Consider the differential equation $$\theta '' + \lambda \sin ( \theta ) = 0, \quad \text{ for } 0 < x < 1 ,$$ in which $ \theta ' (0) = \theta ' (1) = 0$. For a homework question, I am asked to find the solutions to this equations that bifurcate from the equilibrium solution $\theta_{s} = 0$. This problem is related to a physical situation in which an initially straight rod is subjected to an axial load $\lambda$. The variable $\theta(x)$ is the angle the tangent to the rod makes with the horizontal at the spatial position $x$.
I find it hard to get started with this exercise. I tried reasoning that, if $\theta_{s} = 0$, then surely $\theta_{ss} = 0$. So we are left with the equation $\lambda \sin( \theta ) = 0$. I could also expand the sine into a Taylor series, but that doesn't seem to be of much help.

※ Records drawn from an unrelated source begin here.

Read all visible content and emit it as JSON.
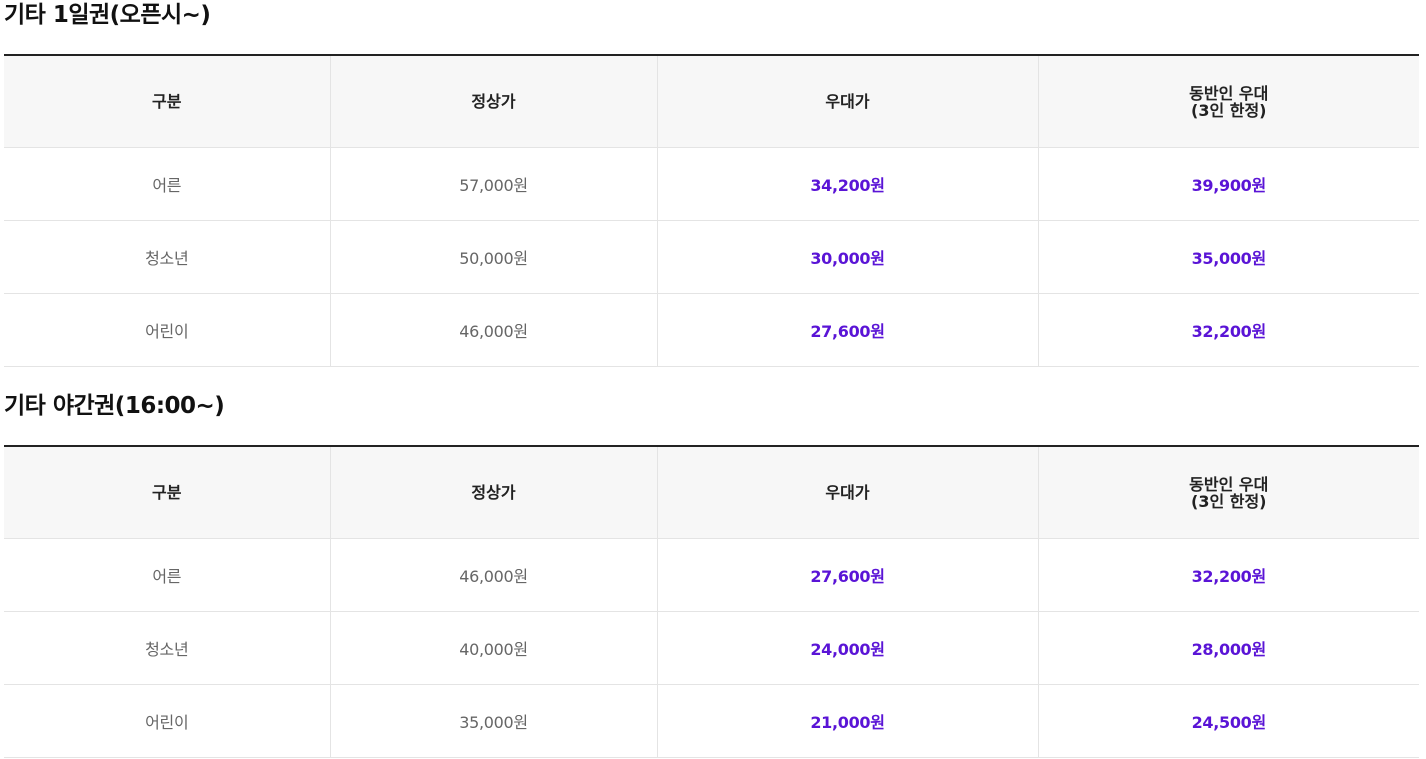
{
  "colors": {
    "discount_text": "#5a14d6",
    "header_bg": "#f7f7f7",
    "top_border": "#222222",
    "row_border": "#e4e4e4"
  },
  "columns": {
    "category": "구분",
    "regular": "정상가",
    "discount": "우대가",
    "companion_line1": "동반인 우대",
    "companion_line2": "(3인 한정)"
  },
  "sections": [
    {
      "title": "기타 1일권(오픈시~)",
      "rows": [
        {
          "category": "어른",
          "regular": "57,000원",
          "discount": "34,200원",
          "companion": "39,900원"
        },
        {
          "category": "청소년",
          "regular": "50,000원",
          "discount": "30,000원",
          "companion": "35,000원"
        },
        {
          "category": "어린이",
          "regular": "46,000원",
          "discount": "27,600원",
          "companion": "32,200원"
        }
      ]
    },
    {
      "title": "기타 야간권(16:00~)",
      "rows": [
        {
          "category": "어른",
          "regular": "46,000원",
          "discount": "27,600원",
          "companion": "32,200원"
        },
        {
          "category": "청소년",
          "regular": "40,000원",
          "discount": "24,000원",
          "companion": "28,000원"
        },
        {
          "category": "어린이",
          "regular": "35,000원",
          "discount": "21,000원",
          "companion": "24,500원"
        }
      ]
    }
  ]
}
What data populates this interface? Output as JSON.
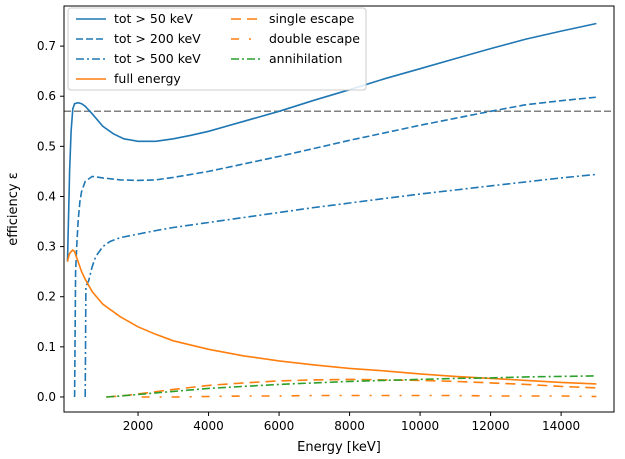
{
  "chart_data": {
    "type": "line",
    "title": "",
    "xlabel": "Energy [keV]",
    "ylabel": "efficiency ε",
    "xlim": [
      -100,
      15500
    ],
    "ylim": [
      -0.03,
      0.78
    ],
    "xticks": [
      2000,
      4000,
      6000,
      8000,
      10000,
      12000,
      14000
    ],
    "xtick_labels": [
      "2000",
      "4000",
      "6000",
      "8000",
      "10000",
      "12000",
      "14000"
    ],
    "yticks": [
      0.0,
      0.1,
      0.2,
      0.3,
      0.4,
      0.5,
      0.6,
      0.7
    ],
    "ytick_labels": [
      "0.0",
      "0.1",
      "0.2",
      "0.3",
      "0.4",
      "0.5",
      "0.6",
      "0.7"
    ],
    "grid": false,
    "legend_placement": "upper-left, two columns",
    "reference_line": {
      "y": 0.57,
      "color": "#808080",
      "style": "dashed"
    },
    "series": [
      {
        "name": "tot > 50 keV",
        "color": "#1f77b4",
        "dash": "solid",
        "x": [
          0,
          60,
          100,
          150,
          200,
          300,
          400,
          500,
          700,
          1000,
          1300,
          1600,
          2000,
          2500,
          3000,
          3500,
          4000,
          5000,
          6000,
          7000,
          8000,
          9000,
          10000,
          11000,
          12000,
          13000,
          14000,
          15000
        ],
        "y": [
          0.27,
          0.45,
          0.53,
          0.575,
          0.585,
          0.587,
          0.585,
          0.58,
          0.565,
          0.54,
          0.525,
          0.515,
          0.51,
          0.51,
          0.515,
          0.522,
          0.53,
          0.55,
          0.57,
          0.592,
          0.613,
          0.635,
          0.655,
          0.675,
          0.695,
          0.714,
          0.73,
          0.745
        ]
      },
      {
        "name": "tot > 200 keV",
        "color": "#1f77b4",
        "dash": "dashed",
        "x": [
          200,
          230,
          260,
          300,
          350,
          400,
          500,
          700,
          1000,
          1500,
          2000,
          2500,
          3000,
          3500,
          4000,
          5000,
          6000,
          7000,
          8000,
          9000,
          10000,
          11000,
          12000,
          13000,
          14000,
          15000
        ],
        "y": [
          0.0,
          0.25,
          0.3,
          0.35,
          0.39,
          0.41,
          0.43,
          0.44,
          0.437,
          0.433,
          0.432,
          0.433,
          0.438,
          0.444,
          0.45,
          0.465,
          0.48,
          0.496,
          0.512,
          0.527,
          0.542,
          0.556,
          0.57,
          0.583,
          0.591,
          0.598
        ]
      },
      {
        "name": "tot > 500 keV",
        "color": "#1f77b4",
        "dash": "dashdot",
        "x": [
          500,
          520,
          550,
          600,
          700,
          800,
          1000,
          1200,
          1500,
          2000,
          2500,
          3000,
          4000,
          5000,
          6000,
          7000,
          8000,
          9000,
          10000,
          11000,
          12000,
          13000,
          14000,
          15000
        ],
        "y": [
          0.0,
          0.22,
          0.225,
          0.232,
          0.26,
          0.28,
          0.3,
          0.31,
          0.318,
          0.325,
          0.332,
          0.338,
          0.348,
          0.358,
          0.368,
          0.378,
          0.387,
          0.396,
          0.405,
          0.413,
          0.421,
          0.429,
          0.437,
          0.444
        ]
      },
      {
        "name": "full energy",
        "color": "#ff7f0e",
        "dash": "solid",
        "x": [
          0,
          50,
          100,
          150,
          200,
          250,
          300,
          400,
          500,
          700,
          1000,
          1500,
          2000,
          2500,
          3000,
          4000,
          5000,
          6000,
          7000,
          8000,
          9000,
          10000,
          11000,
          12000,
          13000,
          14000,
          15000
        ],
        "y": [
          0.27,
          0.285,
          0.29,
          0.293,
          0.29,
          0.28,
          0.27,
          0.25,
          0.235,
          0.21,
          0.185,
          0.16,
          0.14,
          0.125,
          0.112,
          0.095,
          0.082,
          0.072,
          0.064,
          0.057,
          0.052,
          0.046,
          0.041,
          0.037,
          0.033,
          0.029,
          0.026
        ]
      },
      {
        "name": "single escape",
        "color": "#ff7f0e",
        "dash": "longdash",
        "x": [
          1100,
          1500,
          2000,
          3000,
          4000,
          5000,
          6000,
          7000,
          8000,
          9000,
          10000,
          11000,
          12000,
          13000,
          14000,
          15000
        ],
        "y": [
          0.0,
          0.002,
          0.006,
          0.015,
          0.023,
          0.028,
          0.032,
          0.034,
          0.035,
          0.034,
          0.033,
          0.031,
          0.028,
          0.025,
          0.021,
          0.018
        ]
      },
      {
        "name": "double escape",
        "color": "#ff7f0e",
        "dash": "dashdotsparse",
        "x": [
          2100,
          3000,
          4000,
          5000,
          6000,
          7000,
          8000,
          9000,
          10000,
          11000,
          12000,
          13000,
          14000,
          15000
        ],
        "y": [
          0.0,
          0.0,
          0.001,
          0.002,
          0.002,
          0.003,
          0.003,
          0.003,
          0.003,
          0.003,
          0.002,
          0.002,
          0.002,
          0.001
        ]
      },
      {
        "name": "annihilation",
        "color": "#2ca02c",
        "dash": "dashdot",
        "x": [
          1100,
          1500,
          2000,
          3000,
          4000,
          5000,
          6000,
          7000,
          8000,
          9000,
          10000,
          11000,
          12000,
          13000,
          14000,
          15000
        ],
        "y": [
          0.0,
          0.002,
          0.005,
          0.011,
          0.017,
          0.021,
          0.025,
          0.028,
          0.031,
          0.033,
          0.035,
          0.037,
          0.038,
          0.04,
          0.041,
          0.042
        ]
      }
    ]
  }
}
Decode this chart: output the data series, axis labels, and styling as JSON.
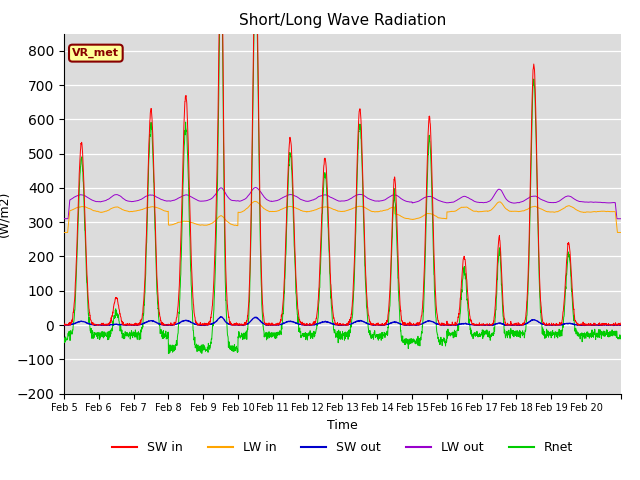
{
  "title": "Short/Long Wave Radiation",
  "xlabel": "Time",
  "ylabel": "(W/m2)",
  "ylim": [
    -200,
    850
  ],
  "yticks": [
    -200,
    -100,
    0,
    100,
    200,
    300,
    400,
    500,
    600,
    700,
    800
  ],
  "x_labels": [
    "Feb 5",
    "Feb 6",
    "Feb 7",
    "Feb 8",
    "Feb 9",
    "Feb 10",
    "Feb 11",
    "Feb 12",
    "Feb 13",
    "Feb 14",
    "Feb 15",
    "Feb 16",
    "Feb 17",
    "Feb 18",
    "Feb 19",
    "Feb 20"
  ],
  "annotation": "VR_met",
  "colors": {
    "SW_in": "#FF0000",
    "LW_in": "#FFA500",
    "SW_out": "#0000CC",
    "LW_out": "#9900CC",
    "Rnet": "#00CC00"
  },
  "background_color": "#DCDCDC",
  "n_days": 16,
  "pts_per_day": 144
}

According to the solution manual, there should be a supercritical pitchfork when $\lambda_{n} = (n \pi )^{2} $ and $ \theta_{n} = 2 (2 \epsilon)^{1/2} \cos(n \pi x) / n \pi $.
I don't have the faintest idea how they arrived at this solution. Do you know how I should approach this problem?
Well this is how no less than Leonhard Euler himself solved the same physical problem. For sufficiently small deviations from the trivial equilibrium $\theta = 0$ the sine function can be approximated by the linear term of ist Taylor expansion $sin (x) \sim x$, yielding the ODE $$ \theta´´ + \lambda \theta = 0$$ The general solution is $$ \theta =A cos(\sqrt\lambda x) + Bsin(\sqrt\lambda x) $$ where the constants of integration $A$ and $B$ are determined via the boundary conditions $$ \theta´(0) = 0 $$ implies $B=0$. The second condition translates into $$-A sin (\sqrt \lambda ) \lambda = 0$$ There are two ways to satisfy the latter, either $A=0$, which yields the trivial equilibrium configuration, or $$ \sqrt \lambda = n\pi $$ for $n= 1, 2, 3, ...$, which coincides with the expression for the critical $\lambda$ you gave.